Pea benefited little from starter N fertilizer; normally N fertilizer is not recommended for pea. The Alberta research did show that on Brown and Dark Brown soils, a small amount of fertilizer N was beneficial when soil test N was less than 15 pounds per acre (lb/ac) in the top 12 inches of soil. No benefits were observed on Thin Black, Black or Gray soils.
Research in Alberta showed applying phosphate fertilizer significantly increased pea seed yield at 37 per cent of sites with an average increase of seven per cent. The average yield benefit was greater in the Thin Black, Black and Gray Wooded soil zones versus Brown and Dark Brown soil zones. More than half of the research sites responded to phosphorus (P) fertilizer when soil test P was less than 30 lb P/ac in the zero- to six-inch depth, using the modified Kelowna method. This would be about 15 lb P/ac using the Olson method. Results showed only six per cent of trials with soil test P levels greater than 30 lb P/ac (modified Kelowna method) had a significant yield increase. Generally, peas are only responsive to P fertilizer when soil test levels are low to very low. Application of 25 to 30 lbs of phosphorus pentoxide (P2O5) per acre was usually enough to achieve optimum yield. Phosphate fertilizer should be either side-banded or seed placed. Seed placement should not exceed 25 to 30 lb P2O5/ac to avoid significant seed germination injury.
Potassium and sulphur fertilizer
The Alberta results rarely showed yield benefits from adding potassium (K) and sulphur (S) fertilizer. These fertilizers should be applied based on soil test level and yield potential.
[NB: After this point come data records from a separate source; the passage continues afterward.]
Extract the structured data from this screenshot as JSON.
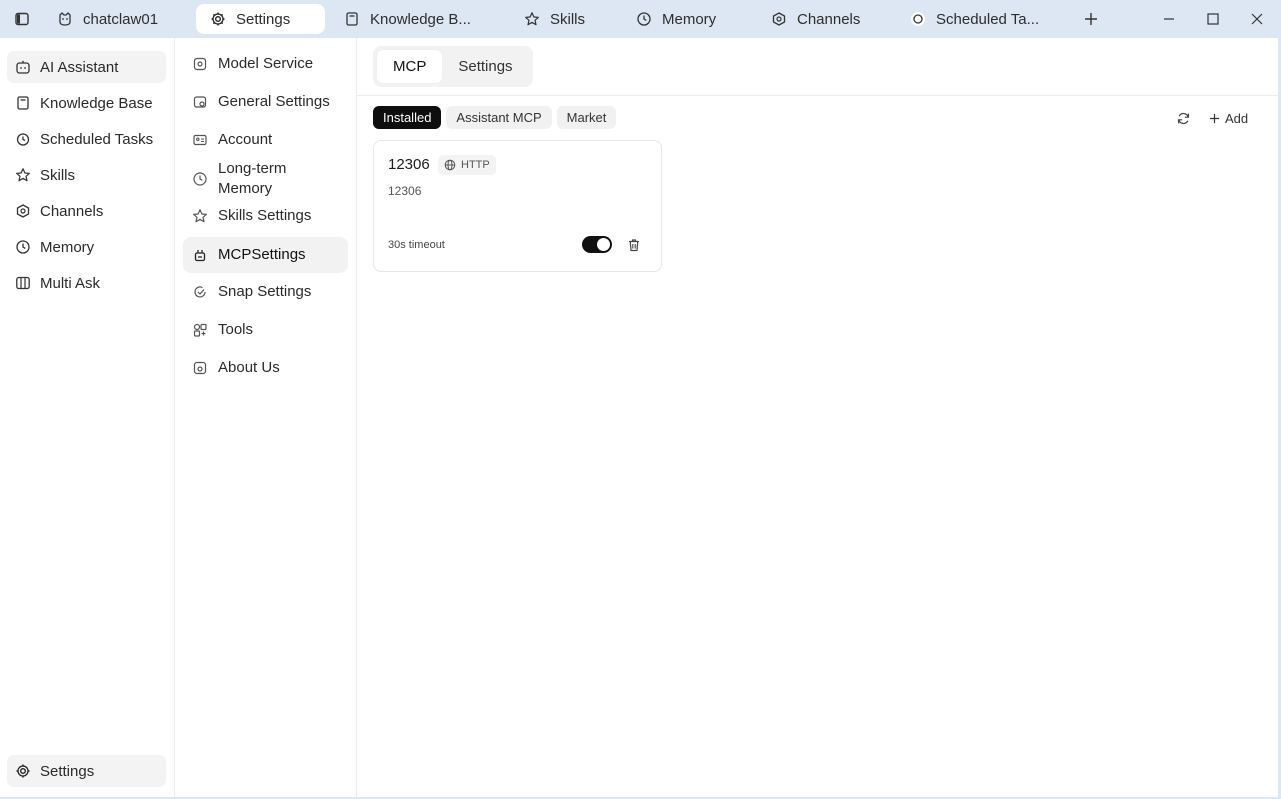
{
  "titlebar": {
    "tabs": [
      {
        "label": "chatclaw01",
        "icon": "cat-icon"
      },
      {
        "label": "Settings",
        "icon": "gear-icon"
      },
      {
        "label": "Knowledge B...",
        "icon": "book-icon"
      },
      {
        "label": "Skills",
        "icon": "star-icon"
      },
      {
        "label": "Memory",
        "icon": "clock-icon"
      },
      {
        "label": "Channels",
        "icon": "channels-icon"
      },
      {
        "label": "Scheduled Ta...",
        "icon": "circle-icon"
      }
    ]
  },
  "sidebar": {
    "items": [
      {
        "label": "AI Assistant"
      },
      {
        "label": "Knowledge Base"
      },
      {
        "label": "Scheduled Tasks"
      },
      {
        "label": "Skills"
      },
      {
        "label": "Channels"
      },
      {
        "label": "Memory"
      },
      {
        "label": "Multi Ask"
      }
    ],
    "footer_label": "Settings"
  },
  "settings_nav": {
    "items": [
      {
        "label": "Model Service"
      },
      {
        "label": "General Settings"
      },
      {
        "label": "Account"
      },
      {
        "label": "Long-term Memory"
      },
      {
        "label": "Skills Settings"
      },
      {
        "label": "MCPSettings"
      },
      {
        "label": "Snap Settings"
      },
      {
        "label": "Tools"
      },
      {
        "label": "About Us"
      }
    ]
  },
  "main": {
    "segments": [
      "MCP",
      "Settings"
    ],
    "filters": [
      "Installed",
      "Assistant MCP",
      "Market"
    ],
    "add_label": "Add",
    "cards": [
      {
        "title": "12306",
        "badge": "HTTP",
        "description": "12306",
        "timeout": "30s timeout",
        "enabled": true
      }
    ]
  }
}
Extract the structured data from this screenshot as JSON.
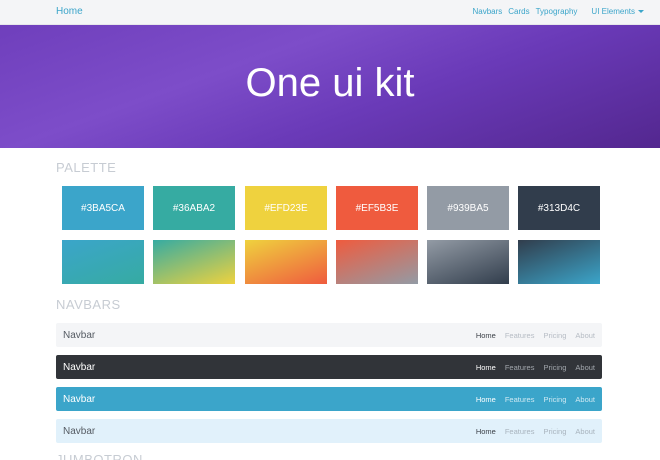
{
  "topnav": {
    "brand": "Home",
    "links": [
      "Navbars",
      "Cards",
      "Typography"
    ],
    "dropdown": "UI Elements"
  },
  "hero": {
    "title": "One ui kit"
  },
  "palette": {
    "heading": "PALETTE",
    "solid": [
      {
        "label": "#3BA5CA",
        "color": "#3BA5CA"
      },
      {
        "label": "#36ABA2",
        "color": "#36ABA2"
      },
      {
        "label": "#EFD23E",
        "color": "#EFD23E"
      },
      {
        "label": "#EF5B3E",
        "color": "#EF5B3E"
      },
      {
        "label": "#939BA5",
        "color": "#939BA5"
      },
      {
        "label": "#313D4C",
        "color": "#313D4C"
      }
    ],
    "gradients": [
      {
        "from": "#3BA5CA",
        "to": "#36ABA2"
      },
      {
        "from": "#36ABA2",
        "to": "#EFD23E"
      },
      {
        "from": "#EFD23E",
        "to": "#EF5B3E"
      },
      {
        "from": "#EF5B3E",
        "to": "#939BA5"
      },
      {
        "from": "#939BA5",
        "to": "#313D4C"
      },
      {
        "from": "#313D4C",
        "to": "#3BA5CA"
      }
    ]
  },
  "navbars": {
    "heading": "NAVBARS",
    "items": [
      {
        "brand": "Navbar",
        "links": [
          "Home",
          "Features",
          "Pricing",
          "About"
        ]
      },
      {
        "brand": "Navbar",
        "links": [
          "Home",
          "Features",
          "Pricing",
          "About"
        ]
      },
      {
        "brand": "Navbar",
        "links": [
          "Home",
          "Features",
          "Pricing",
          "About"
        ]
      },
      {
        "brand": "Navbar",
        "links": [
          "Home",
          "Features",
          "Pricing",
          "About"
        ]
      }
    ]
  },
  "next_section": {
    "heading": "JUMBOTRON"
  }
}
Pea takes up relatively large amounts of K. However, only 20 per cent of the K is contained in pea seed, while the remaining K, contained in the leaves and stems, is returned to the soil. Many Prairie soils have K levels in the range of 400 to more than 1,000 lb/ac. Generally, K fertilizer is ineffective in increasing pea yield when soil test K levels are more than 250 to 300 lb/ac. Potassium fertilizer is recommended on fields that test less than 250 lb/ac, or on sandy soils or intensively cropped fields.
Potassium fertilizer should be side-banded and not seed-placed. Even small amounts of seed-placed K with pea may reduce germination and emergence. If potassium is required, banding is the better placement method. Table 1 gives generalized K fertilizer recommendations for pea grown on various Prairie soil types.
Soil sulphate-sulphur (SO4-S) levels are generally adequate in the Brown and Dark Brown soil zones; however, some soil types are occasionally low in sulphur. Much of the sulphur in the topsoil is contained in the soil organic matter and is slowly released as sulphate-S – the form a pea crop takes up. Thin Black, Black and Gray soils are more frequently low in sulphur. Irrigation water usually contains substantial amounts of sulphate-S. Typically, 12 inches of irrigation water will add approximately 30 lb/ac of sulphate-S to the soil in southern Alberta. Therefore, pea crops usually do not require S when grown on irrigated land.
Sulphate-S can be highly variable across fields. When a field is uniformly low in S, a soil test is very useful to estimate S fertilizer needs. However, if 10 to 20 per cent of a field is low in S, it can be difficult to identify low S areas without intensive soil sampling.